Principles of hydroxamate inhibition of metalloproteases: carboxypeptidase A.

Abstract

Hydroxamic acids of structure RCON(OH)CH(2)CH(CH(2)C(6)H(5))CO(2)H induce micromolar competitive inhibition of catalysis for the enzyme carboxypeptidase A. Enzyme affinity depends on the nature of the acyl group, for RCO equaling HCO, CH(3)CO, FCH(2)CO, F(2)CHCO, F(3)CCO, CH(3)OCH(2)CO, or CH(3)OCO. In acid dissociation these residues yield hydroxamic acid pK(a) values that vary from 7.6 to 10.3. Profiles of inhibitory pK(i) plotted versus pH indicate characteristically a maximum effectiveness near neutrality.

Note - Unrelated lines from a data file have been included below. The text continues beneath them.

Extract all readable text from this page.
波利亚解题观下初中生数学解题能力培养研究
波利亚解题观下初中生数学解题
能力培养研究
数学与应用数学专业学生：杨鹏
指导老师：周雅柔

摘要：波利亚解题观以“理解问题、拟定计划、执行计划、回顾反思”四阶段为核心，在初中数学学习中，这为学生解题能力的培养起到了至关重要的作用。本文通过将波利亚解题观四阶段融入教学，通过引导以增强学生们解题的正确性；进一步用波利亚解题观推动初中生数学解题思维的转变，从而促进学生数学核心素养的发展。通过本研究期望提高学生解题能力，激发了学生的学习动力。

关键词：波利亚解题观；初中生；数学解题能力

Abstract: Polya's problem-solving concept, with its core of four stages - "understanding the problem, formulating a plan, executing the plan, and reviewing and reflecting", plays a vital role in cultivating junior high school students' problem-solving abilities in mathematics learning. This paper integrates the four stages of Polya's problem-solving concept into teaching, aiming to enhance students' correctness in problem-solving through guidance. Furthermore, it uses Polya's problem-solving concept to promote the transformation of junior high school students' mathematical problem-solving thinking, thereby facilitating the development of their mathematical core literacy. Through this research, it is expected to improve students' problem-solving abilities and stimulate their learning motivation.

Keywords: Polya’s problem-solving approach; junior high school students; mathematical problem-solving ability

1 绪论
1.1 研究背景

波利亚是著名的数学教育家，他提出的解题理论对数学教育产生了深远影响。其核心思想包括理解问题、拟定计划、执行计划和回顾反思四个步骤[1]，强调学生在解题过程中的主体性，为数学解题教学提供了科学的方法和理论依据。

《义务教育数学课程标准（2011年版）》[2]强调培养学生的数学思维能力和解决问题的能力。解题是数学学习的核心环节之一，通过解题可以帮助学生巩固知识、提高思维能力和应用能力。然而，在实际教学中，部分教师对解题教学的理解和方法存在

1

Weaker binding to enzyme is generally displayed in either acidic or alkaline solution, with the position of the alkaline limb of the profiles depending on the pK(a) of the inhibitor. A reverse-protonation pattern of association with the enzyme is indicated, in which the hydroxamate anion of the inhibitor displaces a relatively acidic H(2)O ligand (pK(a) of 6) from the active-site zinc ion of carboxypeptidase A. The metal-coordinating, N-substituted hydroxamic acid functional groups exist in solution as a mixture of syn and anti rotamers, with relative abundances that depend on their pK(a). A pyrrolidinone analogue having a conformationally syn-fixed cyclohydroxamic acid was not an especially potent inhibitor. Structure-activity relationships suggest design criteria for hydroxamic acid inhibitors in order to provide most effective binding with metalloenzymes.